Beim Spatenstich auf dem zukünftigen Areal in der Daimlerstraße in Künzelsau nahmen Gäste aus der lokalen Politik und Wirtschaft teil: Darunter Arne Braun, Staatssekretär im Ministerium für Wissenschaft, Forschung und Kunst Baden-Württemberg, Clemens Metz, Geschäftsführer des Studierendenwerks Heidelberg, Ian Schölzel, Landrat des Hohenlohekreises, sowie Stefan Neumann, Bürgermeister der Stadt Künzelsau. Seitens des Unternehmens Würth waren unter anderem Prof. Dr. h. c. mult. Reinhold Würth, Vorsitzender des Stiftungsaufsichtsrats der Würth-Gruppe, und Maria Würth, stellvertretende Geschäftsbereichsleiterin Kunst und Kultur in der Würth-Gruppe, vor Ort.
Über die Würth-Gruppe
Die Würth-Gruppe ist Weltmarktführer in der Entwicklung, der Herstellung und dem Vertrieb von Montage- und Befestigungsmaterial.
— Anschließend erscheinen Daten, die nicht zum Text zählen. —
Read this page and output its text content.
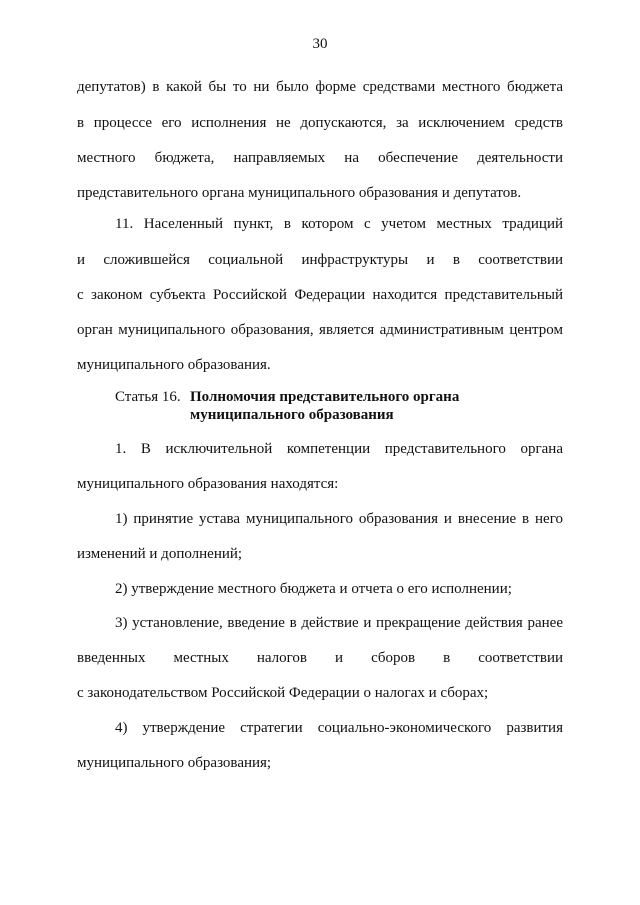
30
депутатов) в какой бы то ни было форме средствами местного бюджета
в процессе его исполнения не допускаются, за исключением средств
местного бюджета, направляемых на обеспечение деятельности
представительного органа муниципального образования и депутатов.
11. Населенный пункт, в котором с учетом местных традиций
и сложившейся социальной инфраструктуры и в соответствии
с законом субъекта Российской Федерации находится представительный
орган муниципального образования, является административным центром
муниципального образования.
Статья 16. Полномочия представительного органа
муниципального образования
1. В исключительной компетенции представительного органа
муниципального образования находятся:
1) принятие устава муниципального образования и внесение в него
изменений и дополнений;
2) утверждение местного бюджета и отчета о его исполнении;
3) установление, введение в действие и прекращение действия ранее
введенных местных налогов и сборов в соответствии
с законодательством Российской Федерации о налогах и сборах;
4) утверждение стратегии социально-экономического развития
муниципального образования;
Darüber hinaus sind Handels- und Produktionsunternehmen, die sogenannten Allied Companies, in angrenzenden Geschäftsfeldern aktiv, wie etwa im Elektrogroßhandel, in den Bereichen Elektronik sowie Finanzdienstleistungen. In 80 Ländern beschäftigt der Konzern aktuell weltweit mehr als 88.000 Mitarbeitende in über 400 Gesellschaften mit über 2.700 Niederlassungen. Der Konzern erzielte im Geschäftsjahr 2023 einen Umsatz von 20,4 Milliarden Euro. Mit über 8.000 Mitarbeitenden ist die Adolf Würth GmbH & Co. KG in Künzelsau größtes Einzelunternehmen der Würth-Gruppe.